Vieron venir la muerte y, sin embargo, permanecieron en su refugio. Los porteros de la casa, un matrimonio manchego, se portaron con las salesas de manera ejemplar, incluso heroica. Les aconsejaron que buscaran lugar para salvarse. Agradecieron el consejo, pero no lo aceptaron.
En cuatro ocasiones dispusieron de posibilidades para dispersarse y acogerse a domicilios más seguros.

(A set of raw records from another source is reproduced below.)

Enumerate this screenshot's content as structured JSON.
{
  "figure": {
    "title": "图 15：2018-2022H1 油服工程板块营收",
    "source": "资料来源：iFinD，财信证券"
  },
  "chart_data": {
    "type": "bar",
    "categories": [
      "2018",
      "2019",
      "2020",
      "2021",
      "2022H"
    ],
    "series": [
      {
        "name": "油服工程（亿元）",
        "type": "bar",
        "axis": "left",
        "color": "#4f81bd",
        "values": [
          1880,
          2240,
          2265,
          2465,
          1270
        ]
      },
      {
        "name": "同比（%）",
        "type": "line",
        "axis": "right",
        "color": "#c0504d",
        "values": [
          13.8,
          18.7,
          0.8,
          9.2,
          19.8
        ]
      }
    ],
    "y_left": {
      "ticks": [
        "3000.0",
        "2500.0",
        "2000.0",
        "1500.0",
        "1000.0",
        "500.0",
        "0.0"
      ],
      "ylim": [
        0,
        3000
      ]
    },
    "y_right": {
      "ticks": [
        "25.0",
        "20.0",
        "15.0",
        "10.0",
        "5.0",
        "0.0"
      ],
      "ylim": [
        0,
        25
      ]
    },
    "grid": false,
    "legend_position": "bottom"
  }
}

Se mantuvieron en su refugio conocido de los perseguidores y permanecieron unidas en comunidad. «Hemos prometido ante Jesús las siete reunidas de no separarnos» Palabras textuales.
En el mes de noviembre, el de las grandes matanzas colectivas en Madrid, supieron con certeza que había llegado para ellas la hora de las tinieblas y de la gloria. El odio había cerrado el círculo de la persecución. La noche del 17 al 18 la pasaron en oración. Horas de Getsemaní previo al Calvario. Pasaron el día esperando.

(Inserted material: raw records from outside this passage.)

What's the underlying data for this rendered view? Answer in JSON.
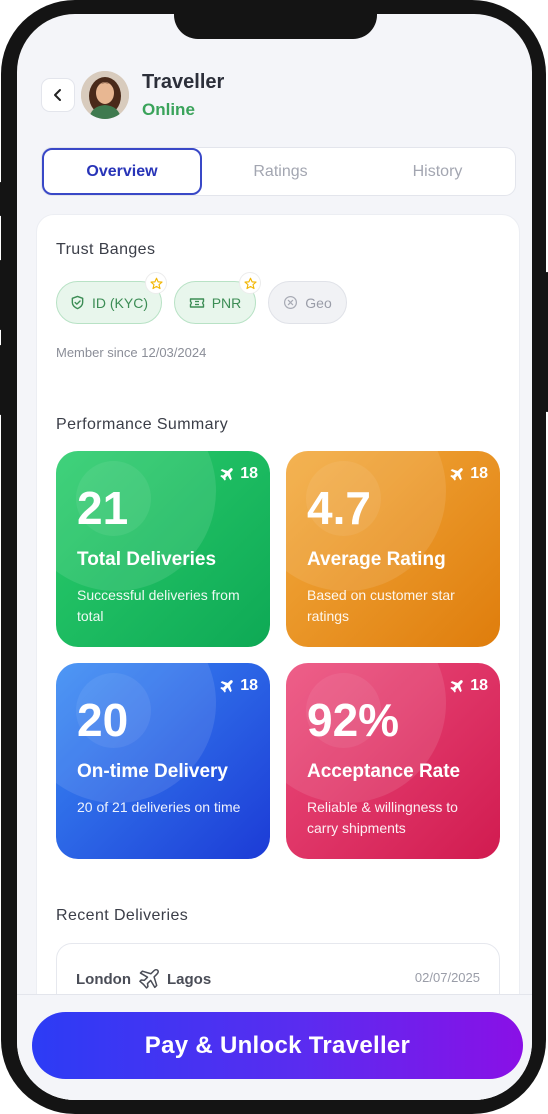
{
  "header": {
    "title": "Traveller",
    "status": "Online",
    "status_color": "#3aa35b"
  },
  "tabs": [
    {
      "label": "Overview",
      "active": true
    },
    {
      "label": "Ratings",
      "active": false
    },
    {
      "label": "History",
      "active": false
    }
  ],
  "trust": {
    "title": "Trust Banges",
    "badges": [
      {
        "label": "ID (KYC)",
        "icon": "shield-check-icon",
        "verified": true,
        "starred": true
      },
      {
        "label": "PNR",
        "icon": "ticket-icon",
        "verified": true,
        "starred": true
      },
      {
        "label": "Geo",
        "icon": "x-circle-icon",
        "verified": false,
        "starred": false
      }
    ],
    "member_since": "Member since 12/03/2024"
  },
  "performance": {
    "title": "Performance Summary",
    "cards": [
      {
        "value": "21",
        "label": "Total Deliveries",
        "desc": "Successful deliveries from total",
        "trips": "18",
        "color": "#1bbd61"
      },
      {
        "value": "4.7",
        "label": "Average Rating",
        "desc": "Based on customer star ratings",
        "trips": "18",
        "color": "#ea9322"
      },
      {
        "value": "20",
        "label": "On-time Delivery",
        "desc": "20 of 21 deliveries on time",
        "trips": "18",
        "color": "#2b63e6"
      },
      {
        "value": "92%",
        "label": "Acceptance Rate",
        "desc": "Reliable & willingness to carry shipments",
        "trips": "18",
        "color": "#e03466"
      }
    ]
  },
  "recent": {
    "title": "Recent Deliveries",
    "items": [
      {
        "from": "London",
        "to": "Lagos",
        "date": "02/07/2025"
      }
    ]
  },
  "cta": {
    "label": "Pay & Unlock Traveller"
  }
}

Y dejaron el documento verbal, confirmado por quienes lo oyeron, de su común disposición última. «Estamos muy tranquilas en manos de Dios, seguras de él. Hará de nosotras lo que más nos convenga».
A las siete de la tarde ‑era ya de noche‑ vinieron los milicianos, que preferían los asesinatos impunes por las calles de Madrid a los parapetos de la Casa de Campo y de la Ciudad Universitaria. A las 8 las víctimas, mujeres indefensas, sin delito ni causa, ni proceso, caían fusiladas a quemarropa en la confluencia ‑extremo Norte del Madrid de entonces‑ de la calle López de Hoyos esquina a Velázquez.
Murieron seis. Sobrevivió Cecilia, la cual huyó, fue detenida por dos policías y pudo acogerse al seguro de una familia, que los policías le ofrecieron. No lo aceptó. Se declaró una vez más monja salesa. Pasó dos días en uno de aquellos ergástulos improvisados por los milicianos del odio a lo divino, la sacaron los asesinos al tercer día de la cárcel de Porlier y fue asesinada el día 23 junto a las tapias del cementerio de Vallecas.
La había perseguido el mismo odio del día 18, día en que precisamente las monjas salesas comienzan un retiro de 3 días, preparatorio al día 21, en que renuevan por devoción sus votos solemnes. Ellas los renovaron sabiendo que su Esposo, el Señor, estaba ya a la puerta y las llamaba. Y acudieron a la última llamada. Quienes las martirizaron les proporcionaron el triunfo.
Sus asesinos han quedado soterrados en el anonimato ominoso que el odio merece. Ellas, en cambio, recibieron la gloria eterna, con las dos aureolas, la de la virginidad y la del martirio, aquella tarde avanzada del día 18 y aquella noche del 23 de noviembre de 1936. Y subieron años más tarde a la gloria de la Iglesia visible en el día de su beatificación en la plaza de San Pedro: 10 de mayo de 1998.
1 Joseph RATZINGER, Imágenes de la esperanza. Itinerarios por el año litúrgico, página 96 (Madrid, 1997).
2 José Antonio ALDAMA, Homilías, Ciclo B, páginas 348ss. (Granada, 1993).
3 Vicente CÁRCEL ORTÍ, La Gran Persecución, España 1931-1939 (Barcelona, 2000).